Healthcare Workers Watch (HWW), a Palestinian monitor, say 115 Palestinian medical professionals remain held without charge in Israeli jails, including Hussam Abu Safiya, who was the director of the hospital Dr Bilal worked at. HWW said Israel is also holding the bodies of four medics who died while in custody.
PHRI has issued multiple reports accusing Israel of deliberately targeting Gaza’s medics, hospitals, and the healthcare system in general.
Dr Bilal described hunger, deprivation of clean water, food, and medication also inside Sde Taiman: “They didn’t allow us to shower or change our clothes, and even sick people didn’t receive medical treatment.”
Another released detainee, Saed, 37, also held in Sde Teiman for nearly two years, describes similar treatment, including blaring music and beatings.
“We were half-naked in the winter, suffering from the severe cold, with our hands and feet bound, and treated like animals.
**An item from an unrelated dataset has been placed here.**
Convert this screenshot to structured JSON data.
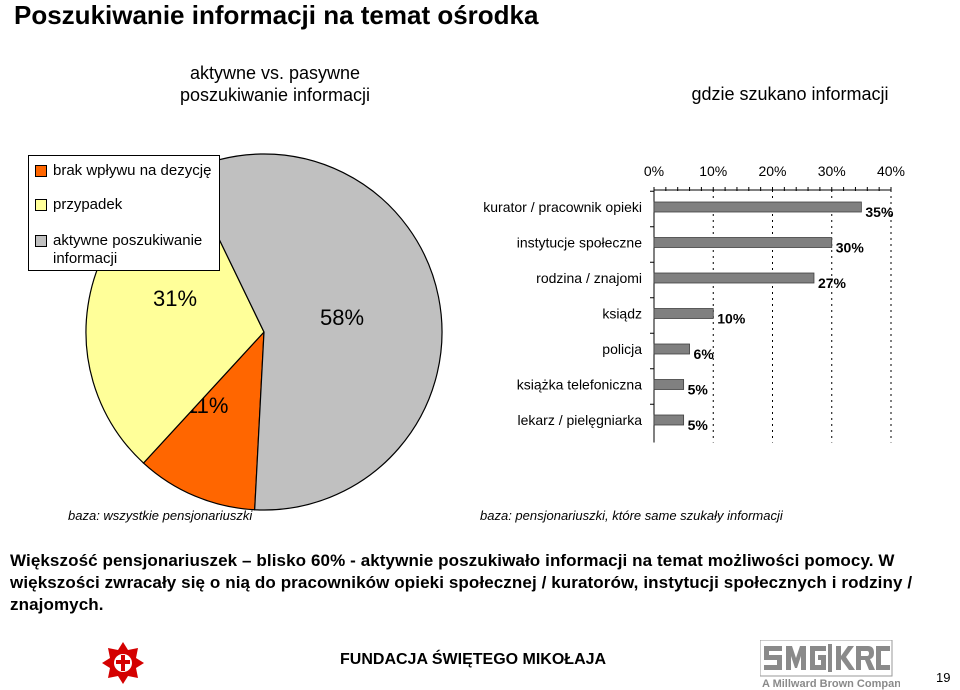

One day, they poured hot water over our bodies as a form of torture.”

When he returned to Gaza, he learnt that dozens of his family members had been killed – including his brother, uncles on both sides, and cousins.
“I felt as if I had left one prison and entered a larger one. Today, Gaza is no longer liveable. The scale of the destruction is beyond our ability to bear.”
Now medics in Gaza are starting the long task of identifying the bodies of Palestinians taken by Israel.
For Nassem, and hundreds of others, he is now starting the long process of putting his life back together.
“My heart is filled with immeasurable pain. Freedom from the loss of loved ones is not freedom but a return to a pain greater than captivity itself.”